En un acto de solidaridad, las asistentes manifestaron su respaldo a las familias del Congreso Nacional Indígena (CNI) de Jotolá, quienes enfrentan despojo de tierras, amenazas y criminalización.
ALTERNATIVAS DESDE LA AUTONOMÍA Y LA ESPERANZA
A pesar del sombrío panorama, la asamblea concluyó con un mensaje de resistencia y esperanza, las mujeres reafirmaron su compromiso con la defensa de la Madre Tierra y sus territorios-cuerpo, impulsando alternativas autónomas como la recuperación de semillas nativas, la medicina tradicional y la creación de clínicas comunitarias, destacaron el trabajo de organización para la siembra de alimentos locales, el cuidado de los ecosistemas y la transmisión de saberes a las nuevas generaciones, a quienes buscan motivar para que se conviertan en guardianes de su Casa Común.
“Somos productoras, sembramos, cultivamos y cuidamos nuestras semillas nativas, árboles, plantas medicinales, cultivo de hortalizas y manejo de animales de traspatio en nuestros solares y parcelas para tener y comer alimentos más sanos y menos contaminados, para tener nuestra propia medicina”, afirmaron las representantes de Campeche. “Nos apoyamos fortaleciendo nuestras autonomías económicas a través de la venta de excedentes y elaboración de productos artesanales y naturales”.

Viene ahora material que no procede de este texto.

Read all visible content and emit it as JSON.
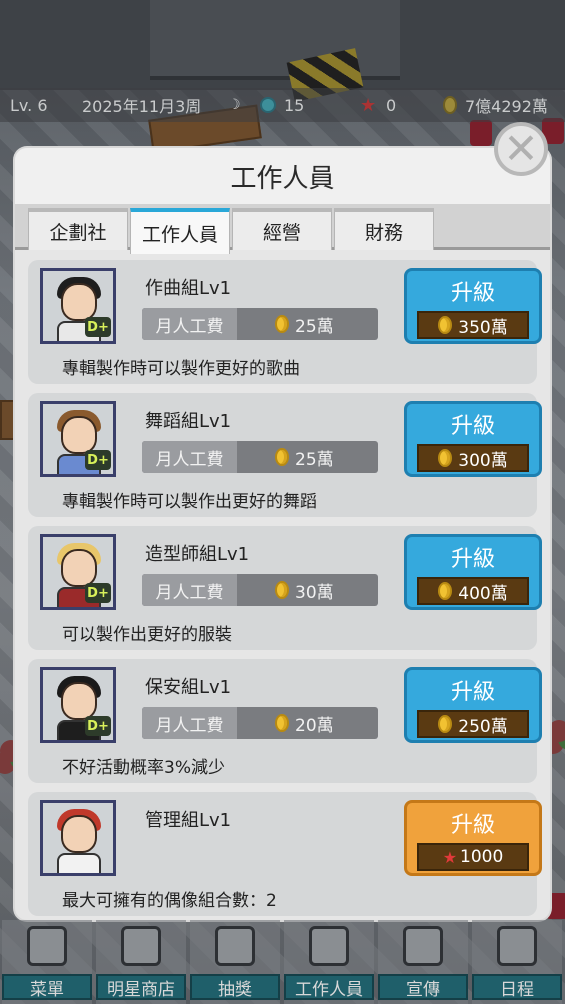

Como organización, contribuyen con talleres para juventudes e infancias en temas de semillas nativas y especies endémicas, y han organizado encuentros para compartir experiencias.

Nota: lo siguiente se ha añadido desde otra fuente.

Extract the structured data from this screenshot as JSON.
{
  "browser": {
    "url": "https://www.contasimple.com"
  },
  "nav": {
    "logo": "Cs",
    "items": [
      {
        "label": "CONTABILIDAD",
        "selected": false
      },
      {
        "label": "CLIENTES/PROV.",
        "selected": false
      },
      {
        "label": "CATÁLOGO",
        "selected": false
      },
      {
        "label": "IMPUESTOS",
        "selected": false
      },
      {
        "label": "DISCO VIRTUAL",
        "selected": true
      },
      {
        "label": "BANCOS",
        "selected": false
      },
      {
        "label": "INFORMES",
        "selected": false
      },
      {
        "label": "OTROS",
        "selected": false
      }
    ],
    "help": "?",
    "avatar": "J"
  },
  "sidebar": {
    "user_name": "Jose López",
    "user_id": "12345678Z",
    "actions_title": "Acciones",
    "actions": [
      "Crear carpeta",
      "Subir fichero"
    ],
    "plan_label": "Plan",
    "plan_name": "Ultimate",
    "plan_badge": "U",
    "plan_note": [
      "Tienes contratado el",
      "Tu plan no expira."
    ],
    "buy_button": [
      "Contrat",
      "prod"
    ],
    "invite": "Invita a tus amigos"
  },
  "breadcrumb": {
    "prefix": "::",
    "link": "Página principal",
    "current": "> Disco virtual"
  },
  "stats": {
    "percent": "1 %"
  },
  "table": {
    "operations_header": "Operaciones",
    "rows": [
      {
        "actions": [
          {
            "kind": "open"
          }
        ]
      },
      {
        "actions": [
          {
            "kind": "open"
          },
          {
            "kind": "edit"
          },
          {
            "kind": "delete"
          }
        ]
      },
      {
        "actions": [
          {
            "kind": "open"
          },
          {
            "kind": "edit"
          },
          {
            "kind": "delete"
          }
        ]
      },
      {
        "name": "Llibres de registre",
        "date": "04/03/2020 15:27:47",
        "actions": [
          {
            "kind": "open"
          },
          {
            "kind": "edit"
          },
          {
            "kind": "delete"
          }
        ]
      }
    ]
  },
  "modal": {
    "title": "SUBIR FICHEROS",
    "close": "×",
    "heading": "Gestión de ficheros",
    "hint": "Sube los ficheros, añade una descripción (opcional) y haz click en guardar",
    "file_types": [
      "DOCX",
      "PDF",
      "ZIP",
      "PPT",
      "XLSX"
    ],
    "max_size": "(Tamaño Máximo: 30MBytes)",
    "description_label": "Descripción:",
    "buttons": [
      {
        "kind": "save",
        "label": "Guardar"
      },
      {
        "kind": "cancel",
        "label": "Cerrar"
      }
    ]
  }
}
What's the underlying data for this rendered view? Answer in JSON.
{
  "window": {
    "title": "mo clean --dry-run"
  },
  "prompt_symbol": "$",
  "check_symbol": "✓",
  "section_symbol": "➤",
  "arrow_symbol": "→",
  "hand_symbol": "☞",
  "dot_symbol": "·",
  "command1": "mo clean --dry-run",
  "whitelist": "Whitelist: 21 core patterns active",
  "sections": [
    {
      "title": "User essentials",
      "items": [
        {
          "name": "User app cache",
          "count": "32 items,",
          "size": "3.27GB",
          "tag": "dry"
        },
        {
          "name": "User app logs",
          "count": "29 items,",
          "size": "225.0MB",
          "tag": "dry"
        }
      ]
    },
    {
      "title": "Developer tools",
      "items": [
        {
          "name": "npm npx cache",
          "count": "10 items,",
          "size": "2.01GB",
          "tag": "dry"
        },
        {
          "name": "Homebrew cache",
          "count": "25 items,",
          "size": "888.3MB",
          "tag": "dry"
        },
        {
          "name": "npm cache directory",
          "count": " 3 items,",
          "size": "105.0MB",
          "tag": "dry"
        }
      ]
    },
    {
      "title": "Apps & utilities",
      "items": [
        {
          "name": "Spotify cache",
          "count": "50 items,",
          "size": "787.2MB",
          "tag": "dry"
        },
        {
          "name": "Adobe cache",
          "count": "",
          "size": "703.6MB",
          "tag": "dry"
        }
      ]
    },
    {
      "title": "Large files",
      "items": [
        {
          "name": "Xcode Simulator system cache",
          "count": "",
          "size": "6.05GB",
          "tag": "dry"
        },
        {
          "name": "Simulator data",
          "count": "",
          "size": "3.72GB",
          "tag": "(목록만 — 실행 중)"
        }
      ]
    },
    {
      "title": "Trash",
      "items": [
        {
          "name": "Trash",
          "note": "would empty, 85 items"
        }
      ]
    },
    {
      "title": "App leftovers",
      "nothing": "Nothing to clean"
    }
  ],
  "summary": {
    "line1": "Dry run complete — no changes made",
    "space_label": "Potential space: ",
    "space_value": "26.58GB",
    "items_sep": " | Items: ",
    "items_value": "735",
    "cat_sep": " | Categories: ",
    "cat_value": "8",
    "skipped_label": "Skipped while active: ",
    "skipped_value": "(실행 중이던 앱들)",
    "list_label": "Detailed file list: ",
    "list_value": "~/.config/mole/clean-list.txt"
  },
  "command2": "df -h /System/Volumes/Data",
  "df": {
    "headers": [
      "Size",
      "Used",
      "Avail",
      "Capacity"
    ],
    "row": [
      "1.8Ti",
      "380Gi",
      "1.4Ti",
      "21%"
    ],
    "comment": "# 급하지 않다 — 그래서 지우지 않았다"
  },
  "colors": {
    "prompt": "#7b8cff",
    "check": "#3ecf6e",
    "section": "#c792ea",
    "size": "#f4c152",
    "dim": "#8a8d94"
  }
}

El encuentro cerró con un ritual de sanación colectiva en Temazcalli, un “parto comunitario” que simboliza el renacer de la fuerza vital y la dignidad. “Cerramos la 09 Asamblea con un momento de sanación colectiva en Temazcalli, con un parto colectivo que honra la fuerza vital del útero común, donde nos curamos el cuerpo, el corazón, las emociones y el espíritu, soltando todos los dolores y recibiendo el poder de nuestras ancestras y ancestros, así como el amor de nuestra gran Madre Tierra, para seguir nuestro camino, nuestro rumbo, como defensoras de la Vida, con fuerza, sonriente y cómplice, y por supuesto con dignidad”, expresaron.